The naive approach for implementing the use case of enriching an incoming stream of events stored in Kafka with reference data - is by calling in map()
operator an external service REST API that provides this reference data, for each incoming event.
eventStream.map((key, event) -> /* query the external service here, then return the enriched event */)
Another approach is to have second events stream with reference data and store it in KTable
that will be a lightweight embedded "database" then join main event stream with it.
KStream<String, Object> eventStream = builder.stream(..., "event-topic");
KTable<String, Object> referenceDataTable = builder.table(..., "reference-data-topic");
KTable<String, Object> enrichedEventStream = eventStream
.leftJoin(referenceDataTable , (event, referenceData) -> /* return the enriched event */)
.map((key, enrichedEvent) -> new KeyValue<>(/* new key */, enrichedEvent)
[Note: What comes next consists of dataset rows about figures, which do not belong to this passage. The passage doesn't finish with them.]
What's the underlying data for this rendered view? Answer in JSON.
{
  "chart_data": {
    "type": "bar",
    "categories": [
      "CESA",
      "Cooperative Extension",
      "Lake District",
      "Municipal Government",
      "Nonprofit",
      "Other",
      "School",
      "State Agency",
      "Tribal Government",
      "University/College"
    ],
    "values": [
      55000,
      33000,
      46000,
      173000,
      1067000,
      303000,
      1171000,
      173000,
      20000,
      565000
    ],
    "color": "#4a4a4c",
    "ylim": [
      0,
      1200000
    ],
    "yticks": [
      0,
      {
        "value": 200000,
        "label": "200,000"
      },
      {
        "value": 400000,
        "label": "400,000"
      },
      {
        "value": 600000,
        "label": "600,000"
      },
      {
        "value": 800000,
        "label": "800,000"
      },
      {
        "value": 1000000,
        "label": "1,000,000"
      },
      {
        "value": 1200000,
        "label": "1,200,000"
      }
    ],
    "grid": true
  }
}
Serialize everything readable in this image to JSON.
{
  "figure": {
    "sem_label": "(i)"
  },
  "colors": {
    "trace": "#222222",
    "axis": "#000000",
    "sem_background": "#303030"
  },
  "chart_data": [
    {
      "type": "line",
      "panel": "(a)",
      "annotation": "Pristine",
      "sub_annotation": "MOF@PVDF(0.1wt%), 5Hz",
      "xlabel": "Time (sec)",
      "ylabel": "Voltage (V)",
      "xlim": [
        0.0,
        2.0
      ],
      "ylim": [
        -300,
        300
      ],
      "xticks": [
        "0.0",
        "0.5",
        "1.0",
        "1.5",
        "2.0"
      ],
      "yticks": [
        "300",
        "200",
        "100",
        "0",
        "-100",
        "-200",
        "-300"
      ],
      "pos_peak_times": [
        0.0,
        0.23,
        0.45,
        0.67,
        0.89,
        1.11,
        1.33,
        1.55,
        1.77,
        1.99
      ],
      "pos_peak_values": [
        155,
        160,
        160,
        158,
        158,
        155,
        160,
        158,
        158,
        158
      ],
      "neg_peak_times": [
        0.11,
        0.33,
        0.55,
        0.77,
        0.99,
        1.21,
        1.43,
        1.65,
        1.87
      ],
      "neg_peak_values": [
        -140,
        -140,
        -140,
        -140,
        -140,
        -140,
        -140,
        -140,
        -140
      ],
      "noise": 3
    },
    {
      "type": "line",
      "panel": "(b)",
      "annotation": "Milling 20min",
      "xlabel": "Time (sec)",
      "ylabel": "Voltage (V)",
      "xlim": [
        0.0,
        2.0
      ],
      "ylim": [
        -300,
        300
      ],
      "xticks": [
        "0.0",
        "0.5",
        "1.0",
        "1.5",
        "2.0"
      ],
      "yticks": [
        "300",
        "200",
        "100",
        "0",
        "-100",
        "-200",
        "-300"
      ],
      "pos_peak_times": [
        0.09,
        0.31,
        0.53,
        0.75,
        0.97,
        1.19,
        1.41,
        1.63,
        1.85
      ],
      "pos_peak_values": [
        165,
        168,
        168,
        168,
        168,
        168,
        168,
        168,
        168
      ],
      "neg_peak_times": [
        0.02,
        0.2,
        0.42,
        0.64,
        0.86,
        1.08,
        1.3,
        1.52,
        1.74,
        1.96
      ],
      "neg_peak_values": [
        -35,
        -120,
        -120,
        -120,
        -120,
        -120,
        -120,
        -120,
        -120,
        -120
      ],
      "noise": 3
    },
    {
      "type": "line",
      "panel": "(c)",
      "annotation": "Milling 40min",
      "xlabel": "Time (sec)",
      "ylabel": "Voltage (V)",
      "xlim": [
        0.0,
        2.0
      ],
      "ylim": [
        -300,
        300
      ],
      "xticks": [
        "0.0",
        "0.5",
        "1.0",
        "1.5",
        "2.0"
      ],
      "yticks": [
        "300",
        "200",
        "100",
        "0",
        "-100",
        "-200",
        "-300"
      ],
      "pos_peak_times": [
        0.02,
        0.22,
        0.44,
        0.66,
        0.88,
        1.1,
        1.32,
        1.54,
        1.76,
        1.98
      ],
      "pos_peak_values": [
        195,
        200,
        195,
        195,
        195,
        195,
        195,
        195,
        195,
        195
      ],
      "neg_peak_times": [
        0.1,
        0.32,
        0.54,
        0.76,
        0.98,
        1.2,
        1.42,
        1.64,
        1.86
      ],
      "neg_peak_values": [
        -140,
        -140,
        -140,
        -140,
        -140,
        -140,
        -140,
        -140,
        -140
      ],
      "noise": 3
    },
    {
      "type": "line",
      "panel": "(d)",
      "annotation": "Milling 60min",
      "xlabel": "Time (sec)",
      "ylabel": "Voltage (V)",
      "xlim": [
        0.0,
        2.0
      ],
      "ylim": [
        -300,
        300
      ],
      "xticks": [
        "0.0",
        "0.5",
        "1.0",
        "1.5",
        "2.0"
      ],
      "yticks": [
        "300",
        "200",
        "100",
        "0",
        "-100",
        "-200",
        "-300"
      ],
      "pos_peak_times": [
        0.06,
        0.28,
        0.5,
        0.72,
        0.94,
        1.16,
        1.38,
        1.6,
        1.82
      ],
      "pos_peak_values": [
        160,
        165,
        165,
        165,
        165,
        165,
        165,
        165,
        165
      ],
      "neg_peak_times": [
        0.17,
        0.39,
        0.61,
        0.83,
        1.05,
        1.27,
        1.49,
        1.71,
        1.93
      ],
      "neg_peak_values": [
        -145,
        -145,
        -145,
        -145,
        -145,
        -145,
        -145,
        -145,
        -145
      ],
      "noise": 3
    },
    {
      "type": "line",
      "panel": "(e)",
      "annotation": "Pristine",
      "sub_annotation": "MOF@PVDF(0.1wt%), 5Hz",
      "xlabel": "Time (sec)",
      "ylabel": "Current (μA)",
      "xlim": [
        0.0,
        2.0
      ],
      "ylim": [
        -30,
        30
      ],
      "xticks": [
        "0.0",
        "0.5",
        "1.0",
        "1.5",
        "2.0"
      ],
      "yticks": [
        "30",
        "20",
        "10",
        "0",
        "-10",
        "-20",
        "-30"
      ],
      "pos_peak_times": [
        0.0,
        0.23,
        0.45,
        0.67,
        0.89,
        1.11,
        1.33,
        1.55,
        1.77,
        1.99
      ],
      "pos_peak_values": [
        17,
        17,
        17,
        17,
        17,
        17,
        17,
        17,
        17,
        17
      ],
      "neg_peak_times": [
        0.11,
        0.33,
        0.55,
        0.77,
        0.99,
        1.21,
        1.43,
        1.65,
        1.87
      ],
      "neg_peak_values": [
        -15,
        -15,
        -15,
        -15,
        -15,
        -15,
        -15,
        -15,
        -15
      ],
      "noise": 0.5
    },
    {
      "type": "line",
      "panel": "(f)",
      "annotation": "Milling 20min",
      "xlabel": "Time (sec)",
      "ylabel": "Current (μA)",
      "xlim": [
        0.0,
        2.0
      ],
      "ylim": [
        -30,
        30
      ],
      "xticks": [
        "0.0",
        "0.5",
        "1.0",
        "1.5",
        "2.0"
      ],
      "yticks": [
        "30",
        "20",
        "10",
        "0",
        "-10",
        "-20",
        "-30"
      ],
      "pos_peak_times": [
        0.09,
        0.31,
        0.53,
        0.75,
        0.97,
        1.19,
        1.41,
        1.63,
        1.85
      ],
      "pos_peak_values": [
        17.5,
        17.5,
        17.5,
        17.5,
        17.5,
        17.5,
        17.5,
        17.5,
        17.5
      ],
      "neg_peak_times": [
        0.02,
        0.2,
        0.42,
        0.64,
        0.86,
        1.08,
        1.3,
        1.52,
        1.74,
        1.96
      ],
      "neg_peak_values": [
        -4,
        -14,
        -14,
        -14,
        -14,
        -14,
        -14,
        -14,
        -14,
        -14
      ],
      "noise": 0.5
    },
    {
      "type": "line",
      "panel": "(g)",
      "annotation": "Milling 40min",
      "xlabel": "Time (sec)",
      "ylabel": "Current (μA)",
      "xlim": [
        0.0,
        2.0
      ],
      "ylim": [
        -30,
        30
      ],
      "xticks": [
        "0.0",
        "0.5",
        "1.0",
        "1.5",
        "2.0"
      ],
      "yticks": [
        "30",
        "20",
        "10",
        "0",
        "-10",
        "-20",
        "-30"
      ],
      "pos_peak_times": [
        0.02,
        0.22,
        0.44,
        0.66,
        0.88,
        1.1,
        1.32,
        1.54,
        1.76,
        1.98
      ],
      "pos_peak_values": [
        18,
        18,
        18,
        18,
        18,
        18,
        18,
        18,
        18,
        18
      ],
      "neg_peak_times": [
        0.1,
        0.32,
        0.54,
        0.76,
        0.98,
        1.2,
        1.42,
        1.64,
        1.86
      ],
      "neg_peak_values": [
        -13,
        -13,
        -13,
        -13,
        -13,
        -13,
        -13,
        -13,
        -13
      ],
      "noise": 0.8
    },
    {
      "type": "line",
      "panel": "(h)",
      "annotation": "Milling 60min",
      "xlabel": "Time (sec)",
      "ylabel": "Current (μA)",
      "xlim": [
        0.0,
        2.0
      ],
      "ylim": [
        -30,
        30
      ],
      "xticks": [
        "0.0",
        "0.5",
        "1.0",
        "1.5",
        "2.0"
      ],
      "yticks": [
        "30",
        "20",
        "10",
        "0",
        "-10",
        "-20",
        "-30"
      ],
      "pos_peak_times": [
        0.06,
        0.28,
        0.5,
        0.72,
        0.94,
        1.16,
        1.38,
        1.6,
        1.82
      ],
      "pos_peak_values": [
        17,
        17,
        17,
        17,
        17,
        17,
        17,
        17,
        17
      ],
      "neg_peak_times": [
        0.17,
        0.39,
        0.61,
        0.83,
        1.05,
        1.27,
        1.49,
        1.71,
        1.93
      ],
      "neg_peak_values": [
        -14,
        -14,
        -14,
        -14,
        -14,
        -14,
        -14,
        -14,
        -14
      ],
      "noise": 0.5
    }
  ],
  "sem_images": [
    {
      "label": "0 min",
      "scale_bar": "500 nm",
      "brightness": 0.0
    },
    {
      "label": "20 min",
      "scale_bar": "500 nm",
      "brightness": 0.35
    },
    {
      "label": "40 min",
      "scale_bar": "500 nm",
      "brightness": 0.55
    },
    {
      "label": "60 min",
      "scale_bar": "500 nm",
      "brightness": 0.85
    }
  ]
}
.to("enriched-event-topic", ...);
Can the "naive" approach be considered an anti-pattern? Can the "KTable
" approach be recommended as the preferred one?
Kafka can easily manage millions of messages per minute. Service that is called from the map()
operator should be capable of handling high load too and also highly-available. These are extra requirements for the service implementation. But if the service satisfies these criteria can the "naive" approach be used?